Toronto’da büyüdüm ve büyükbabamdan arabayla çok kısa bir mesafede yaşadım. Onun Britanya Kolumbiyası’ndaki deneyimlerini ve daha sonra nasıl rahat bir hayat kurmayı başardığını dinleyerek büyüdüm. Onun dayanıklılığını öne çıkaran, her zaman zor ama gerekli ve ilham verici bir konu olmuştur.
Britanya Kolumbiyası’ndaki yeni işimi kabul ettiğimde bu dönüşün aile olarak bizim için bir anlam taşıdığını fark ettim.
Büyükbabamın bu kadar acıyı barındıran bir yere geri dönmemek için ilerlemek istediğini anlayabiliyorum.
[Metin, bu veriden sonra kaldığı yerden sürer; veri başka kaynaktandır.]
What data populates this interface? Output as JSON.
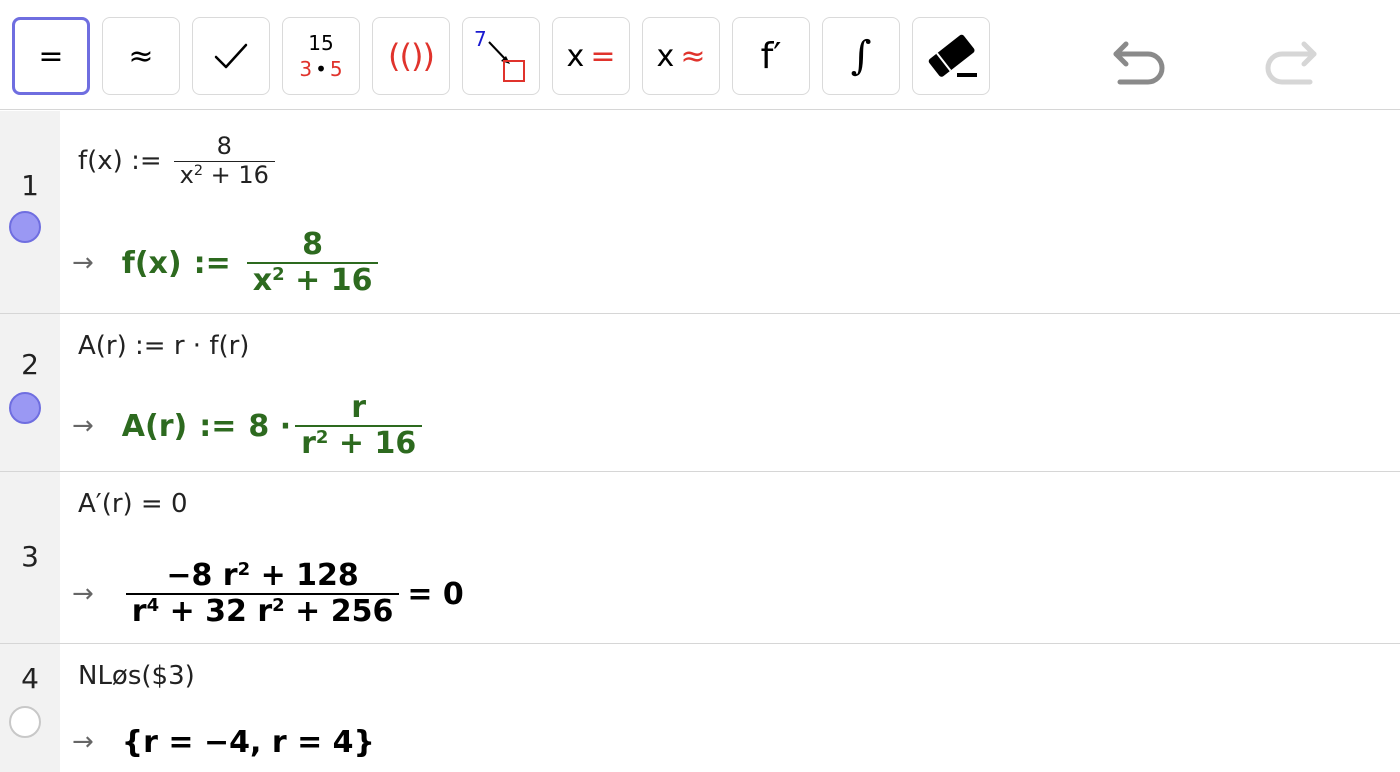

Bu yazıyı iki nesil sonra yazsak bile, bir Japon Kanadalı olarak geçmişi araştırmak ve yaşadığımız adaletsizlikler hakkında konuşmak çok zor.
Ülkemiz ileriye doğru ilerlerken neden karanlık tarihimizi düşünmekten rahatsız oluyoruz? Partiyi mahvedeceğini bildiğim halde neden bir Japon-Kanada hikayesini tanıdıklarımla ve yabancılarla paylaşayım ki? Bu başarılar kendi başına ayakta dururken, dedemin başarılarına giriş olarak yaşadığı travmaları paylaşmam gerekir mi?
Bir Japon Kanadalı olarak büyümek ve şimdi Vancouver’da yaşamak gibi kendi deneyimlerimi düşündüğümde, bu tür soruları sormayı seçtiğim için ne kadar şanslı olduğumu fark ediyorum.
Bir Japon Kanadalı olarak eğitim, istikrar (ekonomik, ailevi ve çevresel) ve toplum tarafından genel olarak kabul görmek bana Vancouver’a dönme fırsatı verdi. Bunun büyük bir kısmı için dedeme şükran borçluyum.
Vancouver’a taşınalı neredeyse bir yıl oldu. Her birkaç ayda bir büyükbabamın çocukluk köyü Steveston’ı ziyaret ediyorum.
Deneyim acı tatlıdır. Bölgeye ait olma ve hatta sahiplenme duygusu hissediyorum ama aynı zamanda ailemin ayrılmak zorunda kaldığı yerden keyif aldığım için de biraz suçluluk duyuyorum. Dedemin güzel anılarını canlandırmaya çalışıyorum. Taze balığın tadını çıkarmak için favori bir suşi mekanım var; büyükbabam, muhtemelen çocukluğunda arkadaşlarıyla birlikte koştuğu yerlerde yürürken beni hatırlıyor.
Ancak ben aile mirasımızı büyükannem ve büyükbabamın deneyimlerini anlatan hüzünlü bir hikaye olarak değil, muzaffer bir hikaye olarak görmeyi seçiyorum. Aile üyelerini, topluluklarını ve zorlukla kazandıkları maddi varlıklarını kaybettiler, ancak onurlarını korudular, zorlukların üstesinden geldiler ve başarılı oldular.
Eminim göçmen ailelerden gelen pek çok Kanadalı, kendilerinden önceki nesillere adalet sağlama, dayanıklılık ve sıkı çalışma mirasını sürdürme ve hayattaki güzel şeyleri asla hafife almama dürtüsünü anlayacaktır.
Bu günlerde büyükbabam Batı’ya taşınmamı kabul etti ve uyum sürecinde iyi durumda olduğumu bilmekten mutlu oldu. Onu aradığımda bana işimin nasıl gittiğini ve ne zaman Toronto’ya geleceğimi soruyor. Her zaman konuştuğumuz şeylerden biri de hava durumu, Vancouver’da ne kadar yağmur yağdığını unutmayın!
Başkalarına anlayış getirebilecek veya yardımcı olabilecek etkileyici bir kişisel hikayeniz var mı? Sizden haber almak istiyoruz. Burada Bizimle nasıl teklif verileceği hakkında daha fazla bilgi.